By Tom PylePosted November 14, 2018 08:27:15I never thought I’d say this, but I’m actually glad I quit exercising.
I never would have been so sure, but after a long, hard slog I have come to realize I was right.
I can’t believe it, but here I am.
I still think I’ve got a lot of work to do, but the last six months have been a lot easier than I thought I would be.
It’s been a tough road to follow.
I started off the year with a lot going on in my life, and I was so overwhelmed that I was unable to even think about the people and things that I care about the most.
Then, just as I was about to embark on a month of total sobriety, I lost everything.
My mom passed away and I lost my father.
Then, at the very last moment, I was faced with the reality that I had to go.
The journey began when I went to visit my dad in the hospital.
I remember him walking in and out of the room, his eyes wide and tears in his eyes.
He was there for more than 20 minutes.
When I arrived he had already put his arm around me and said, “Don’t let this get to you.”
I could feel the weight of it.
It was a great weight on my shoulders, and when I left the room he said, I knew I had just lost a friend.
I was devastated.
I had a long day of rehab and then a week of recovery.
My father was back to work, and the next day I was at home recovering from the loss of my mom.
It felt like a new chapter in my journey to recovery, and it wasn’t long before I was feeling better and better.
When I was ready to move on, my doctors told me that I needed to see a psychiatrist.
It turns out that when a patient leaves the hospital with a chronic health condition, there are often things that can make the person feel worse.
My doctor told me to go to a physical therapist for help, but when I tried to go the doctor was not willing to do anything because it was too late.
I decided to just sit it out.
I’m not sure why I was thinking that, but it just felt right to me.

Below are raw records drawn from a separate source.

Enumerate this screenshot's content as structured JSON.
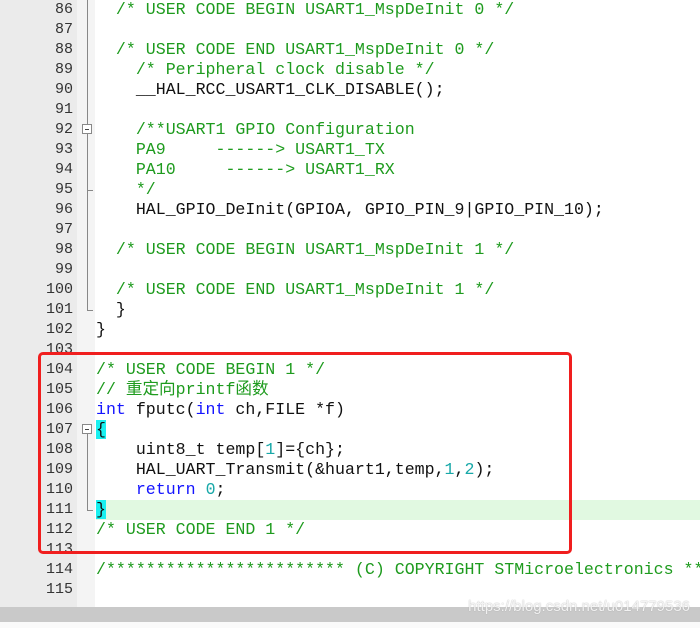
{
  "editor": {
    "lines": [
      {
        "n": "86",
        "fold": "line",
        "tokens": [
          {
            "t": "  "
          },
          {
            "t": "/* USER CODE BEGIN USART1_MspDeInit 0 */",
            "c": "cm"
          }
        ]
      },
      {
        "n": "87",
        "fold": "line",
        "tokens": []
      },
      {
        "n": "88",
        "fold": "line",
        "tokens": [
          {
            "t": "  "
          },
          {
            "t": "/* USER CODE END USART1_MspDeInit 0 */",
            "c": "cm"
          }
        ]
      },
      {
        "n": "89",
        "fold": "line",
        "tokens": [
          {
            "t": "    "
          },
          {
            "t": "/* Peripheral clock disable */",
            "c": "cm"
          }
        ]
      },
      {
        "n": "90",
        "fold": "line",
        "tokens": [
          {
            "t": "    __HAL_RCC_USART1_CLK_DISABLE();"
          }
        ]
      },
      {
        "n": "91",
        "fold": "line",
        "tokens": []
      },
      {
        "n": "92",
        "fold": "box",
        "tokens": [
          {
            "t": "    "
          },
          {
            "t": "/**USART1 GPIO Configuration",
            "c": "cm"
          }
        ]
      },
      {
        "n": "93",
        "fold": "line",
        "tokens": [
          {
            "t": "    "
          },
          {
            "t": "PA9     ------> USART1_TX",
            "c": "cm"
          }
        ]
      },
      {
        "n": "94",
        "fold": "line",
        "tokens": [
          {
            "t": "    "
          },
          {
            "t": "PA10     ------> USART1_RX",
            "c": "cm"
          }
        ]
      },
      {
        "n": "95",
        "fold": "tee",
        "tokens": [
          {
            "t": "    "
          },
          {
            "t": "*/",
            "c": "cm"
          }
        ]
      },
      {
        "n": "96",
        "fold": "line",
        "tokens": [
          {
            "t": "    HAL_GPIO_DeInit(GPIOA, GPIO_PIN_9|GPIO_PIN_10);"
          }
        ]
      },
      {
        "n": "97",
        "fold": "line",
        "tokens": []
      },
      {
        "n": "98",
        "fold": "line",
        "tokens": [
          {
            "t": "  "
          },
          {
            "t": "/* USER CODE BEGIN USART1_MspDeInit 1 */",
            "c": "cm"
          }
        ]
      },
      {
        "n": "99",
        "fold": "line",
        "tokens": []
      },
      {
        "n": "100",
        "fold": "line",
        "tokens": [
          {
            "t": "  "
          },
          {
            "t": "/* USER CODE END USART1_MspDeInit 1 */",
            "c": "cm"
          }
        ]
      },
      {
        "n": "101",
        "fold": "end",
        "tokens": [
          {
            "t": "  }"
          }
        ]
      },
      {
        "n": "102",
        "fold": "none",
        "tokens": [
          {
            "t": "}"
          }
        ]
      },
      {
        "n": "103",
        "fold": "none",
        "tokens": []
      },
      {
        "n": "104",
        "fold": "none",
        "tokens": [
          {
            "t": "/* USER CODE BEGIN 1 */",
            "c": "cm"
          }
        ]
      },
      {
        "n": "105",
        "fold": "none",
        "tokens": [
          {
            "t": "// 重定向printf函数",
            "c": "cm"
          }
        ]
      },
      {
        "n": "106",
        "fold": "none",
        "tokens": [
          {
            "t": "int",
            "c": "kw"
          },
          {
            "t": " fputc("
          },
          {
            "t": "int",
            "c": "kw"
          },
          {
            "t": " ch,FILE *f)"
          }
        ]
      },
      {
        "n": "107",
        "fold": "box",
        "tokens": [
          {
            "t": "{",
            "c": "br"
          }
        ]
      },
      {
        "n": "108",
        "fold": "line",
        "tokens": [
          {
            "t": "    uint8_t temp["
          },
          {
            "t": "1",
            "c": "num"
          },
          {
            "t": "]={ch};"
          }
        ]
      },
      {
        "n": "109",
        "fold": "line",
        "tokens": [
          {
            "t": "    HAL_UART_Transmit(&huart1,temp,"
          },
          {
            "t": "1",
            "c": "num"
          },
          {
            "t": ","
          },
          {
            "t": "2",
            "c": "num"
          },
          {
            "t": ");"
          }
        ]
      },
      {
        "n": "110",
        "fold": "line",
        "tokens": [
          {
            "t": "    "
          },
          {
            "t": "return",
            "c": "kw"
          },
          {
            "t": " "
          },
          {
            "t": "0",
            "c": "num"
          },
          {
            "t": ";"
          }
        ]
      },
      {
        "n": "111",
        "fold": "end",
        "highlight": true,
        "tokens": [
          {
            "t": "}",
            "c": "br"
          }
        ]
      },
      {
        "n": "112",
        "fold": "none",
        "tokens": [
          {
            "t": "/* USER CODE END 1 */",
            "c": "cm"
          }
        ]
      },
      {
        "n": "113",
        "fold": "none",
        "tokens": []
      },
      {
        "n": "114",
        "fold": "none",
        "tokens": [
          {
            "t": "/************************ (C) COPYRIGHT STMicroelectronics **",
            "c": "cm"
          }
        ]
      },
      {
        "n": "115",
        "fold": "none",
        "tokens": []
      }
    ],
    "colors": {
      "comment": "#1e9b1e",
      "keyword": "#1515ff",
      "number": "#17a8a8",
      "brace_match": "#19f0f0",
      "current_line": "#e1f9e1",
      "annotation_box": "#f01e1e"
    }
  },
  "watermark": "https://blog.csdn.net/u014779536"
}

I’ve had mental health issues before, but this was the first time I had a mental health issue that was so severe that I couldn’t even consider having a doctor help me.
It wasn’t until I began therapy that I started seeing the therapist and her advice made me realize that the person who treated me was in fact a friend of mine.
As I began the journey, I thought, This is it.
I’ll stop being an alcoholic and just do yoga.
I can’t wait to begin a full-time recovery.
I didn’t think I would end up at all.
It took me three years to get my life back on track.
At the beginning, I didn`t have the strength to even walk.
My legs would hurt and I would just fall over.
But after six months of intensive therapy and treatment, I got back to walking and running.
After that I got to know the other patients, and now they all support me and are there for me.
One woman even said, You can do whatever you want with your life.
It’s not that I didn´t want to, but you have to do it for yourself.